Regular readers of our Charlotte Civil Litigation Blog will recall a recent post in this space about warranties that can protect people who purchase a brand-new, recently constructed home.
North Carolina law has two types of warranties that can protect these homeowners from shouldering the high costs of repairs for construction defects: an implied warranty of habitability and an express warranty.
More on the implied warranty of habitability
In our previous post, we pointed out in general terms the assurances of quality that a homeowner receives in the implied warranty.
Note: it is no longer true that only initial buyers of homes can bring claims for breach of the implied warranty of habitability. If you’re a subsequent buyer, you can in some situations pursue the builder for damages if the house has construction defects.
Claims for breach of the implied warranty must be filed within six years of the substantial completion of the house.
When you buy a new refrigerator, it will come with an express warranty that states in writing the conditions under which the manufacturer will make repairs or replace your fridge. The same is true of home construction backed by an express warranty that describes in writing the circumstances under which repairs or replacement of work or products will take place.
A common express warranty is called the 2-10 home buyer’s warranty.
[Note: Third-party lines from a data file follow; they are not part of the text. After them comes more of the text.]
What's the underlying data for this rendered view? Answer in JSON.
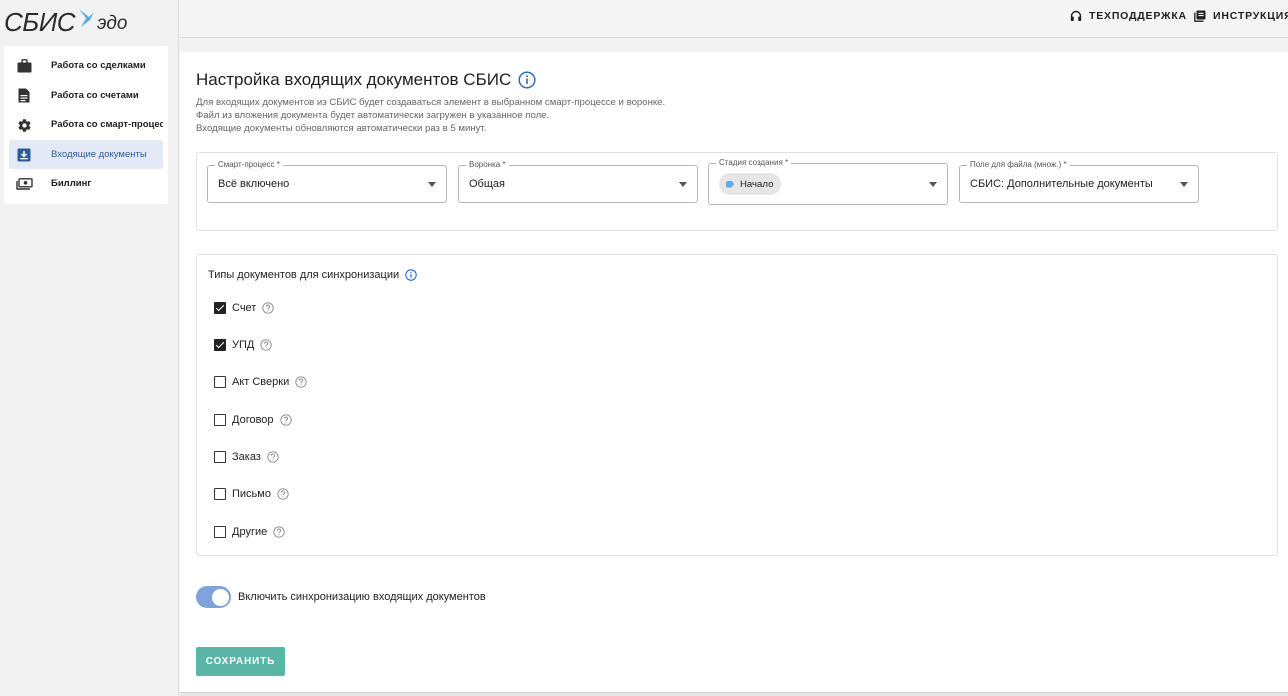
{
  "brand": {
    "logo_main": "СБИС",
    "logo_sub": "эдо",
    "accent_color": "#5aaee6"
  },
  "sidebar": {
    "items": [
      {
        "label": "Работа со сделками",
        "icon": "briefcase-icon",
        "active": false
      },
      {
        "label": "Работа со счетами",
        "icon": "document-icon",
        "active": false
      },
      {
        "label": "Работа со смарт-процессами",
        "icon": "gear-icon",
        "active": false
      },
      {
        "label": "Входящие документы",
        "icon": "inbox-download-icon",
        "active": true
      },
      {
        "label": "Биллинг",
        "icon": "money-icon",
        "active": false
      }
    ]
  },
  "topbar": {
    "support_label": "ТЕХПОДДЕРЖКА",
    "instructions_label": "ИНСТРУКЦИЯ"
  },
  "main": {
    "title": "Настройка входящих документов СБИС",
    "description": [
      "Для входящих документов из СБИС будет создаваться элемент в выбранном смарт-процессе и воронке.",
      "Файл из вложения документа будет автоматически загружен в указанное поле.",
      "Входящие документы обновляются автоматически раз в 5 минут."
    ],
    "fields": {
      "smart_process": {
        "label": "Смарт-процесс *",
        "value": "Всё включено"
      },
      "funnel": {
        "label": "Воронка *",
        "value": "Общая"
      },
      "stage": {
        "label": "Стадия создания *",
        "value": "Начало"
      },
      "file_field": {
        "label": "Поле для файла (множ.) *",
        "value": "СБИС: Дополнительные документы"
      }
    },
    "doc_types": {
      "title": "Типы документов для синхронизации",
      "items": [
        {
          "label": "Счет",
          "checked": true
        },
        {
          "label": "УПД",
          "checked": true
        },
        {
          "label": "Акт Сверки",
          "checked": false
        },
        {
          "label": "Договор",
          "checked": false
        },
        {
          "label": "Заказ",
          "checked": false
        },
        {
          "label": "Письмо",
          "checked": false
        },
        {
          "label": "Другие",
          "checked": false
        }
      ]
    },
    "sync_toggle": {
      "label": "Включить синхронизацию входящих документов",
      "enabled": true
    },
    "save_label": "СОХРАНИТЬ",
    "save_color": "#5bb6a7",
    "toggle_color": "#7fa4db"
  }
}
It typically includes:
- One year of coverage after closing for defects in workmanship and materials
- Two years of coverage on systems: electrical, plumbing and mechanical
- Ten years of coverage for structural defects
Everyone who buys a home should carefully review all express warranties provided by the builder and by makers of products used in the construction of the house so that they understand what’s included under the warranty and what’s not included.